Age-Old Arguments Still Prevail in Literacy Education
Historical writings should be a source for solving today's problems, says MU professor's new book
March 20, 2008
Story Contact: Jennifer Faddis, (573) 882-6217, FaddisJ@missouri.edu
COLUMBIA, Mo. – A University of Missouri literacy expert doesn’t understand why people have not learned from the past. A new book on literacy education uses historical writings to show that topics related to teaching literacy, that are widely debated today, are the same issues educators argued about 100 years ago.
“In education, we often hear people say ‘why don’t we do it the way we did when I was growing up.’ Yet when we see the doctor, nobody wants to be treated with the same methods that were used decades ago,” said Dick Robinson, professor of learning, teaching and curriculum in the MU College of Education and editor of the book.
In his book, Issues and Innovations in Literacy Education, Robinson states it is unfortunate that what often is considered today to be “innovative or new” is, in reality, little more than teaching philosophies and techniques that have been tried and found lacking in the past. The book encourages educators to consider the writings of past literacy teachers instead of thinking of their writings as dated.
The book presents a variety of opinions on controversial topics ranging from how to teach phonics and reading comprehension to testing and assessments. It is a collection of articles outlining what literacy educators of the past thought and how their legacies can be a foundation for modern literacy educators.
For example, in today’s classroom, modern technology competes with reading. The average amount of time children spend watching television, using a computer or various other electronic devices may seem like a new problem. However, this problem is not new. An article in Robinson’s book – Challenges Facing the Teacher of Reading in 1957 – cites radio and television as major problems competing for children’s time. The solution from 1957: to develop a program to utilize television as an education force. This sounds much like the advice given to teachers of today to incorporate technology into the classroom.
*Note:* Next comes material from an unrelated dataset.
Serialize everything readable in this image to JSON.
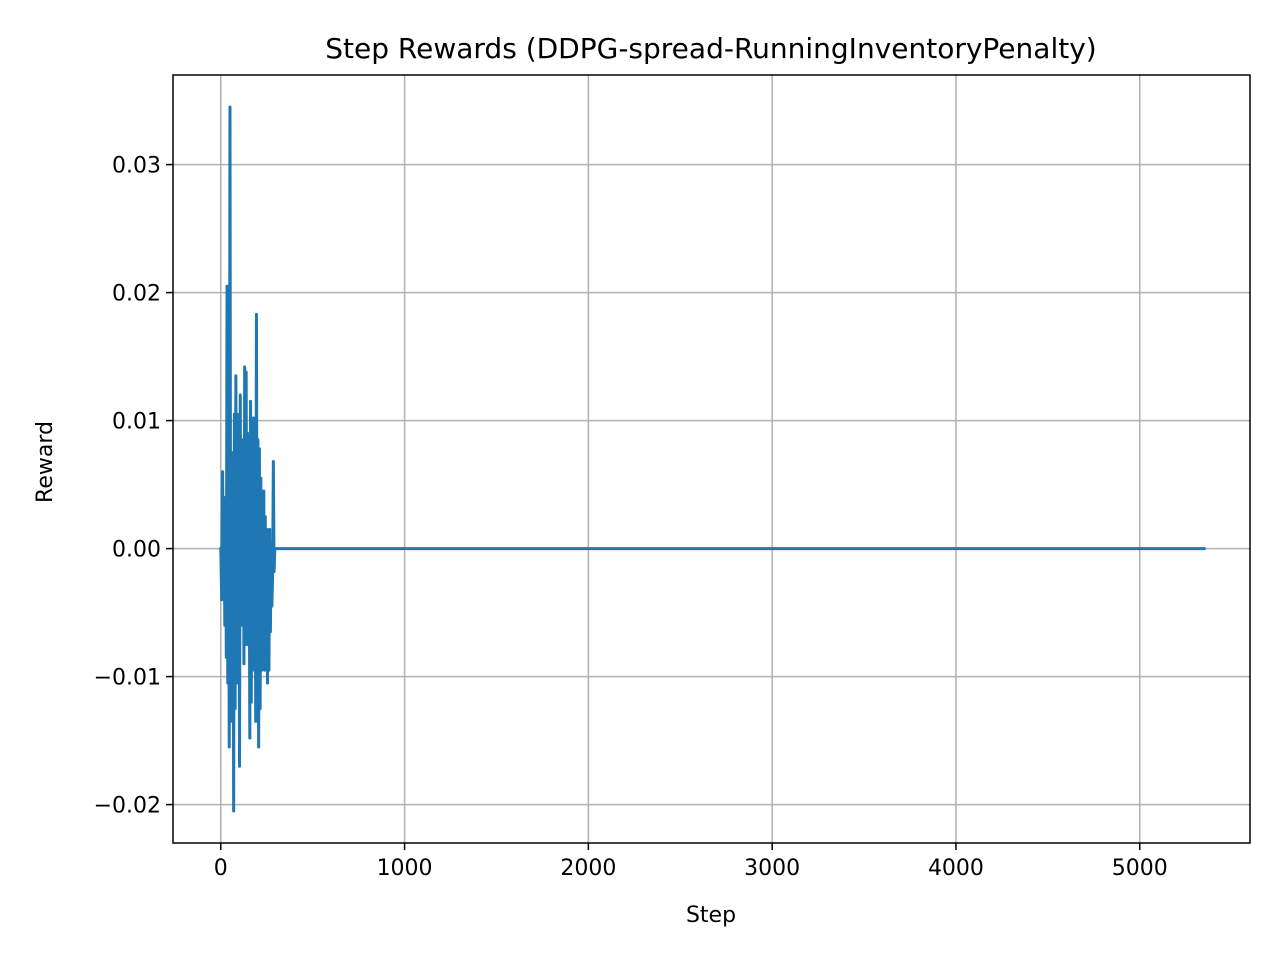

According to Robinson, another issue educators often rehash is how to get children to develop a love of reading. He believes the answer is quite simple: give them something they enjoy reading.
“I don’t know of any other book that had kids in line at midnight for a copy besides the Harry Potter series,” Robinson said. “We live in a time in which a children’s book on nearly every topic is readily available. Reading should be fun for children no matter where their interests lie.”